Está comendo demais? Saiba porque e como evitar exageros.

Muitas vezes não nos damos conta, mas algumas situações nos induzem a comer mais do que comeríamos normalmente.

Por exemplo: Sem percebermos, ao almoçarmos num restaurante “por quilo” ou numa churrascaria duas coisas nos influenciam a comer muito mais do que estamos acostumados a comer em casa: A primeira é a quantidade de opções. Evidentemente que os restaurantes precisam oferecer alternativas, pois, cada cliente tem um gosto diferente, daí a necessidade de ter várias massas, carnes, legumes, frutas, saladas e verduras para agradar gregos e troianos.

Para quem come de tudo, porém, a existência de tantas opções faz com que o prato acabe sendo muito maior do que o normal, ou do que o necessário, e diversas são as razões que nos estimulam a colocar de tudo um pouco: fome, a aparência atraente da comida, seu cheiro, o simples fato de gostar de tudo o que está disponível e até mesmo o tamanho do prato que induz mesmo quem não come de tudo a colocar muito do pouco que come.

E porque os pratos são tão grandes, normalmente maiores que os da nossa casa?
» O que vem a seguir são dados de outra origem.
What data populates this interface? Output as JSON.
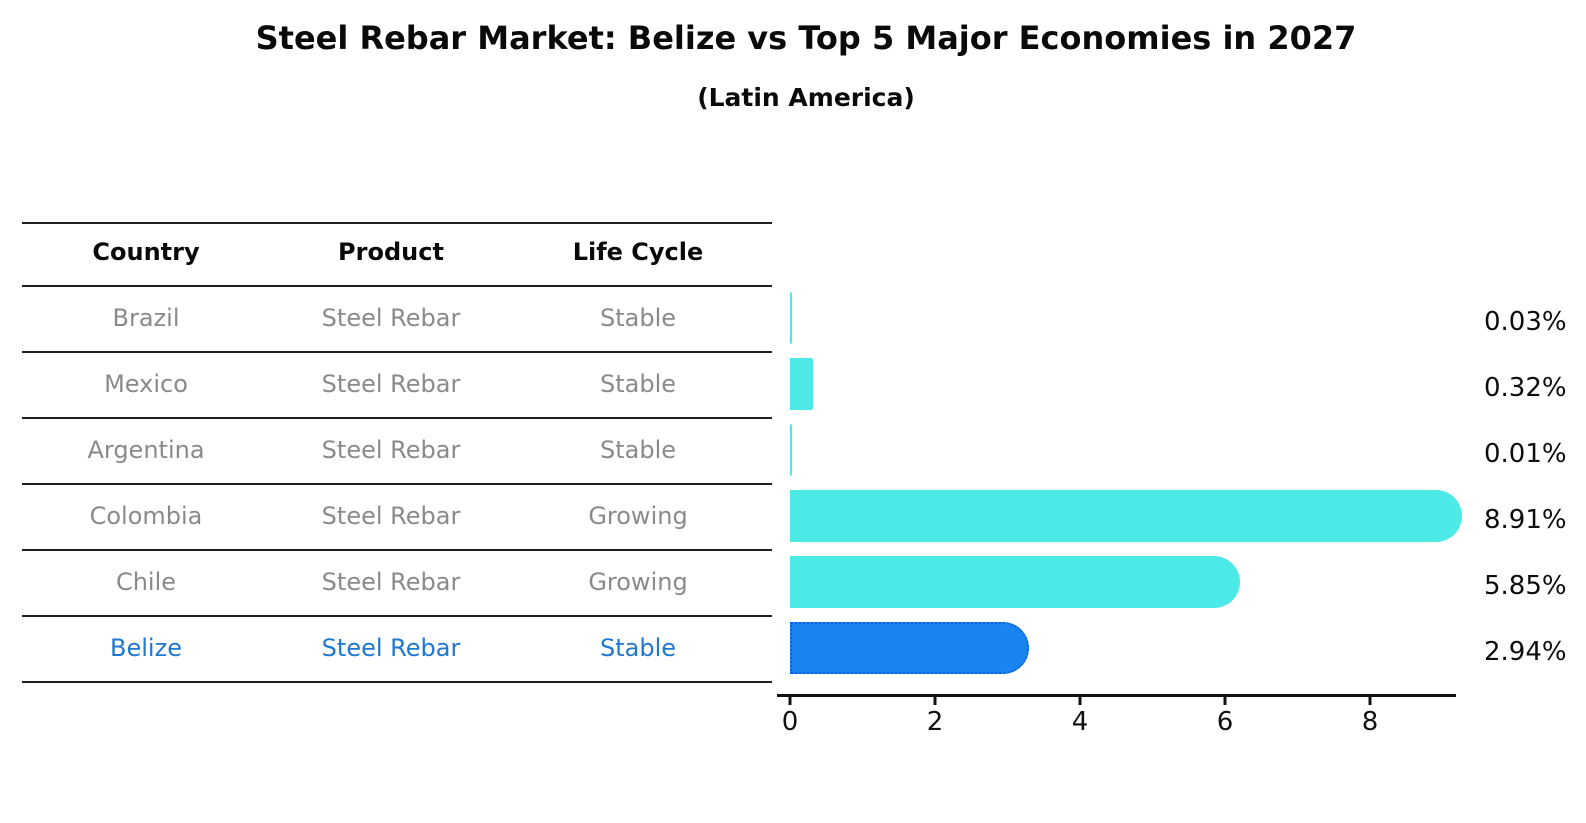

Justamente para que você possa colocar um pouco de tudo o que tem disponível e, no caso do restaurante por quilo, para você consumir mais e gastar mais.

Existem diversos estudos tratando da influência do tamanho do recipiente na quantidade de alimento ingerido, e a conclusão é sempre a mesma: Quanto maior o local disponível, maior o consumo. Seja o “balde” gigante de pipoca no cinema, o copo de refrigerante ou o prato de refeição de que estamos tratando agora.

 

 

Duas são as questões relativas a pratos grandes:

A primeira é que quando olhamos um prato muito vazio temos a impressão que estamos ingerindo pouco alimento e a tendência é ficar com fome em pouco tempo e buscar mais comida ou comer muito mais na refeição seguinte.

 

 

A segunda é que num prato muito grande, cabe muito mais alimento, então para satisfazer nossa “fome” podemos encher o prato ultrapassando nossa necessidade.

 

Ocorre que quando se está fazendo uma refeição esporádica, participando de uma comemoração em família, numa viagem de férias, ou algo do tipo, o prejuízo não é tão grande. O pior é para aqueles que trabalham fora e diariamente almoçam sob tais influências.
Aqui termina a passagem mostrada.